We will keep it simple be slicing a 4x4 dataframe using `iloc`.

In [337]:
df_random = players.iloc[10:14, 8:12]

In [338]:
df_random

Unnamed: 0,fpl_sel,fpl_points,region,nationality
10,2.00%,85,2,Switzerland
11,2.00%,85,2,Switzerland
12,1.80%,83,1,England
13,1.80%,83,1,England


An alternative would have been to randomize our slice by using the `.sample()` method.
* https://pandas.pydata.org/pandas-docs/stable/reference/api/pandas.DataFrame.sample.html


#### 2. Extend df_random 1) vertically by adding a new row, and 2) horizontally by adding a new column. Do this as two separate operations.

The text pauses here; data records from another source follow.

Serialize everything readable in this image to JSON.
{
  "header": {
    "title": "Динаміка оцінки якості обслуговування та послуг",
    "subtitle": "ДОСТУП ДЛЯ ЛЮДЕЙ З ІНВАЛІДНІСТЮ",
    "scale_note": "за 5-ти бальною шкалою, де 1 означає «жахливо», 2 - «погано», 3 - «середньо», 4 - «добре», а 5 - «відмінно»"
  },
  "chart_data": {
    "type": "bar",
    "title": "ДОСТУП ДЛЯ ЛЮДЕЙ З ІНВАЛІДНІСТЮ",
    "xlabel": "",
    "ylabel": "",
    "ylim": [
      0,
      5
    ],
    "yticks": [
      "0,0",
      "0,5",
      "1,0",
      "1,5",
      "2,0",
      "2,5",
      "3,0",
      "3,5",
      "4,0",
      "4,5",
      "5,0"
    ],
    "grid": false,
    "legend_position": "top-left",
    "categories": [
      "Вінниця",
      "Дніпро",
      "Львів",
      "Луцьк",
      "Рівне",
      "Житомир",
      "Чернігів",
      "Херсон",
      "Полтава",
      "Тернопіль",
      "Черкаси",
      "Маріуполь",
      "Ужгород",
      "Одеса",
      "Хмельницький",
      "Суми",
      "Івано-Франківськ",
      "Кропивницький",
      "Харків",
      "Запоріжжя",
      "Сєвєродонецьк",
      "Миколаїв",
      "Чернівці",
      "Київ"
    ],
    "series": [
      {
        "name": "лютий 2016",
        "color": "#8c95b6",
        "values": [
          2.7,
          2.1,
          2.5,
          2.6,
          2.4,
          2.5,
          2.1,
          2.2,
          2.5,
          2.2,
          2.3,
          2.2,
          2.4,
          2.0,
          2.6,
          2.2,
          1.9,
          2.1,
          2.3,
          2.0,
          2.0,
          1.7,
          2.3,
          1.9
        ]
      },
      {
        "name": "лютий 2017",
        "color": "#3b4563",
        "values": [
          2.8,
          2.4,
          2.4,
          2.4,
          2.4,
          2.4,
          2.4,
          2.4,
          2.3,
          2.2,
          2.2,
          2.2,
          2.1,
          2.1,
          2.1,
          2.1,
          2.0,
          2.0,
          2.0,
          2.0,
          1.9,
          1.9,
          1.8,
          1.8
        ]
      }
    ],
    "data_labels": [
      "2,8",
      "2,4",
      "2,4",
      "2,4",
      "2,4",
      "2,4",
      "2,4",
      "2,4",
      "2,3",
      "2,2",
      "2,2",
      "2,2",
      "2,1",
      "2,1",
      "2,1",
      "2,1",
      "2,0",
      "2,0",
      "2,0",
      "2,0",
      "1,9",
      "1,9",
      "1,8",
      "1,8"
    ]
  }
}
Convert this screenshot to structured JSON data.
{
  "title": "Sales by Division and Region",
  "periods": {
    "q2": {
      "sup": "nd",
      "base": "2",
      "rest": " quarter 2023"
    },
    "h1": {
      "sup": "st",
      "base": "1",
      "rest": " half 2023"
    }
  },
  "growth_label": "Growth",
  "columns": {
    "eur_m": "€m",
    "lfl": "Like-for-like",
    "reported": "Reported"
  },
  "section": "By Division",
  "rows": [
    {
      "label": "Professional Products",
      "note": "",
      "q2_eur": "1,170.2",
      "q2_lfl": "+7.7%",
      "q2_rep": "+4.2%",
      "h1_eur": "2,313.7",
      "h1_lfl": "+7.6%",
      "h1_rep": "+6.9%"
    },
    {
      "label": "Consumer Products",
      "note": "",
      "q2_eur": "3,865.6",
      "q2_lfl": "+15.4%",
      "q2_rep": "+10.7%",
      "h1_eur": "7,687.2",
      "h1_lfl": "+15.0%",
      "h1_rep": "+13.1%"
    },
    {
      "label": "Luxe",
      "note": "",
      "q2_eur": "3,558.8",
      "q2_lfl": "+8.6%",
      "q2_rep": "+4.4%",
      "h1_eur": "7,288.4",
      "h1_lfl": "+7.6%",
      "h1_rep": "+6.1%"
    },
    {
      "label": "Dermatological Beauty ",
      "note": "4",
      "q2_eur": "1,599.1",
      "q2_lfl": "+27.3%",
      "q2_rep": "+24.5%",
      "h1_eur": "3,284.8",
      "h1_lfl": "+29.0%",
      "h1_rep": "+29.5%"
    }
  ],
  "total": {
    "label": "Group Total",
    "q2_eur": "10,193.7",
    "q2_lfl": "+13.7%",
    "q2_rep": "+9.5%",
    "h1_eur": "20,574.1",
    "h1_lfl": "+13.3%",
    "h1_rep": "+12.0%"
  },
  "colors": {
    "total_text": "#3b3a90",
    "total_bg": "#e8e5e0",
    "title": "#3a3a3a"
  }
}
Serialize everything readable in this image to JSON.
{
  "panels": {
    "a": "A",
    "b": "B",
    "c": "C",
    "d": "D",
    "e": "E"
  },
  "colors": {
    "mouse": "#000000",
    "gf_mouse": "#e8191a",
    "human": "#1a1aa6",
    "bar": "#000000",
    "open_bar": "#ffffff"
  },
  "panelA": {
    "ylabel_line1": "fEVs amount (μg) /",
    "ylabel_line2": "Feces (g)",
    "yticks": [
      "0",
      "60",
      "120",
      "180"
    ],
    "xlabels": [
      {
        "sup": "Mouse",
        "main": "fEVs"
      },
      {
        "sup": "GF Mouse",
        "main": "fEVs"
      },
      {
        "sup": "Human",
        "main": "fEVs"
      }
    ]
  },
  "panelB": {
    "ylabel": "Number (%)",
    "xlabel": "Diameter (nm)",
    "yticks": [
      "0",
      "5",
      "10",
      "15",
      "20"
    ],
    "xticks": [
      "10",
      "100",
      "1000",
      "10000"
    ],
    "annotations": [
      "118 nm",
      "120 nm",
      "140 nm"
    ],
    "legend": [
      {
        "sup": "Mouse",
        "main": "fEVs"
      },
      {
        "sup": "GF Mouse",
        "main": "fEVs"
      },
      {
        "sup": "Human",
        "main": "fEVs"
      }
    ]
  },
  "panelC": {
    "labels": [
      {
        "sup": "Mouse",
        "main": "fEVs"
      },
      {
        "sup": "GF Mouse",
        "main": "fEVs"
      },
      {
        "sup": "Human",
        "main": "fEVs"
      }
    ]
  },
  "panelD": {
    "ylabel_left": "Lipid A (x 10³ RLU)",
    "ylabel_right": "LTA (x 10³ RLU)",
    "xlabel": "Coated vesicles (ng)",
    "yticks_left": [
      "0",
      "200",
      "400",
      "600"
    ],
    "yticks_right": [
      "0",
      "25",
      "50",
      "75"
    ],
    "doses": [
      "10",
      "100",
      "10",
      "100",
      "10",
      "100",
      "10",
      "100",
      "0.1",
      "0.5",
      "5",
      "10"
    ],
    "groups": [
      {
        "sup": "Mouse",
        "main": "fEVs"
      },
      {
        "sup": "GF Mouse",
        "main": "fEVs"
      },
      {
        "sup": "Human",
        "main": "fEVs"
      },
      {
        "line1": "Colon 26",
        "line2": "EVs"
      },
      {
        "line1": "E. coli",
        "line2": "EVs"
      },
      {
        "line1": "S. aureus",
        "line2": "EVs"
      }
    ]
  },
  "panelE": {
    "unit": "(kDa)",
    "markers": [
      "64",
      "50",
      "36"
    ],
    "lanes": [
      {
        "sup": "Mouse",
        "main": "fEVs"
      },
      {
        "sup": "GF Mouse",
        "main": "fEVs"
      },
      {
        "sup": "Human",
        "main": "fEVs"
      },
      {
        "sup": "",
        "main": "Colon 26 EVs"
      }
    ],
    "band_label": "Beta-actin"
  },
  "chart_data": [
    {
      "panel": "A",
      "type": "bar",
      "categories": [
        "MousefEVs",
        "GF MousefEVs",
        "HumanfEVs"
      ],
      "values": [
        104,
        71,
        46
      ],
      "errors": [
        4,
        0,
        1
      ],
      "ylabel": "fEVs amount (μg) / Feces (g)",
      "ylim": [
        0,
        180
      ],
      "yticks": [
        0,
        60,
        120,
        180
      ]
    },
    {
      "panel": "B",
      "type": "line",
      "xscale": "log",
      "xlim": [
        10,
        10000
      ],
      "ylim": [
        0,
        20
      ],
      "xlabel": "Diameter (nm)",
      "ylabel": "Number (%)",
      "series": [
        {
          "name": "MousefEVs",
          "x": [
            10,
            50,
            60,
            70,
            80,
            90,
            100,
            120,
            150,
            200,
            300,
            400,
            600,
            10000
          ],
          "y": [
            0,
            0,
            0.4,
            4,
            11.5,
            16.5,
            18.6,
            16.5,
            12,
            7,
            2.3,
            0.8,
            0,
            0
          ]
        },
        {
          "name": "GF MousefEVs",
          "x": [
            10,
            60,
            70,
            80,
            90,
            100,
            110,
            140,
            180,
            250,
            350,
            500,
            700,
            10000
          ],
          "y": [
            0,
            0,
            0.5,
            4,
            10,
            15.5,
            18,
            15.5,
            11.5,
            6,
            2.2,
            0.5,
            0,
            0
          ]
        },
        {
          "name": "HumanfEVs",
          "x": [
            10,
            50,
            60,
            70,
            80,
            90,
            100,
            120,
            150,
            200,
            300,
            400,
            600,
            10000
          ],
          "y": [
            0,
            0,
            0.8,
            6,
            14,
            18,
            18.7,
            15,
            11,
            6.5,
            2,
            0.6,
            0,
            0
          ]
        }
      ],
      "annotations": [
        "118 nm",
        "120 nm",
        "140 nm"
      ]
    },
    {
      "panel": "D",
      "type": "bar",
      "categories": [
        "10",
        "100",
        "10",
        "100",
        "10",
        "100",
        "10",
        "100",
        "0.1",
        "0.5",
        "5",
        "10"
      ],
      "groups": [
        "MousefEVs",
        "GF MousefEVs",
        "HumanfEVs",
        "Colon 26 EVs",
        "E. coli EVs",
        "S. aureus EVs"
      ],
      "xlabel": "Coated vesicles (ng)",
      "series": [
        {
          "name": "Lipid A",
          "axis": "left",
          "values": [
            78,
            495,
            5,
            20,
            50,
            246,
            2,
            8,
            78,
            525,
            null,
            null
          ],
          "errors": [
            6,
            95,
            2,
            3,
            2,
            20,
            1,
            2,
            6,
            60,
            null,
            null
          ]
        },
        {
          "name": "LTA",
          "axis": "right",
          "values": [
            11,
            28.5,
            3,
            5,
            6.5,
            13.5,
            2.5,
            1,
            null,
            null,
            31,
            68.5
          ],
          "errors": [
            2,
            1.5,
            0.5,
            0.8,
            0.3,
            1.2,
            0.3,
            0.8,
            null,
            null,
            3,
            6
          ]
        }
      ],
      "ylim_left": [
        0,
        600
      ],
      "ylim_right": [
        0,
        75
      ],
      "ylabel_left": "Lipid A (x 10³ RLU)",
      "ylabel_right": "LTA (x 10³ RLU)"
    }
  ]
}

Let's start by adding a new row, which we can do using the series constructor and the `append()` method. Remember to name the series.

In [296]:
new_row = pd.Series({'fpl_sel':"1.60%","fpl_points":81,"region":2,"nationality":"Spain"
}, name = 14)

In [297]:
new_row

fpl_sel        1.60%
fpl_points        81
region             2
nationality    Spain
Name: 14, dtype: object

In [301]:
df_random.append(new_row)

Unnamed: 0,fpl_sel,fpl_points,region,nationality
10,2.00%,85,2,Switzerland
11,2.00%,85,2,Switzerland
12,1.80%,83,1,England
13,1.80%,83,1,England
14,1.60%,81,2,Spain


Now let's add a new column called "height". Let's first do this using the `insert()` method.

In [319]:
heights = [158, 162, 187, 170]

In [320]:
df_random.insert(4, "height", heights)

In [321]:
df_random

Unnamed: 0,fpl_sel,fpl_points,region,nationality,height
10,2.00%,85,2,Switzerland,158
11,2.00%,85,2,Switzerland,162
12,1.80%,83,1,England,187
13,1.80%,83,1,England,170


Now let's drop this column and re-add it using the `assign()` method.

In [322]:
df_random.drop(columns = "height", inplace=True)

In [323]:
df_random.assign(height = heights)

Unnamed: 0,fpl_sel,fpl_points,region,nationality,height
10,2.00%,85,2,Switzerland,158
11,2.00%,85,2,Switzerland,162
12,1.80%,83,1,England,187
13,1.80%,83,1,England,170


#### 3. Compare the relative performance of these operations. Is adding a row or a column faster? Is there a signification difference?

Let's run a `%%timeit` magic function on these commands and see! First reset the df_random:

In [359]:
df_random = players.iloc[10:14, 8:12]

In [360]:
df_random

Unnamed: 0,fpl_sel,fpl_points,region,nationality
10,2.00%,85,2,Switzerland
11,2.00%,85,2,Switzerland
12,1.80%,83,1,England
13,1.80%,83,1,England


In [361]:
%%timeit
df_random.append(new_row)

100 loops, best of 5: 2.94 ms per loop


In [362]:
df_random

Unnamed: 0,fpl_sel,fpl_points,region,nationality
10,2.00%,85,2,Switzerland
11,2.00%,85,2,Switzerland
12,1.80%,83,1,England
13,1.80%,83,1,England


In [364]:
%%timeit
df_random.assign(height = heights)

The slowest run took 5.03 times longer than the fastest. This could mean that an intermediate result is being cached.
1000 loops, best of 5: 462 µs per loop


It looks like adding a column with `assign()` is about 6 times faster than adding a row with `append()`.

Note that `insert()` doesn't work well here because it modifies the dataframe in place. `%%timeit` doesn't like that.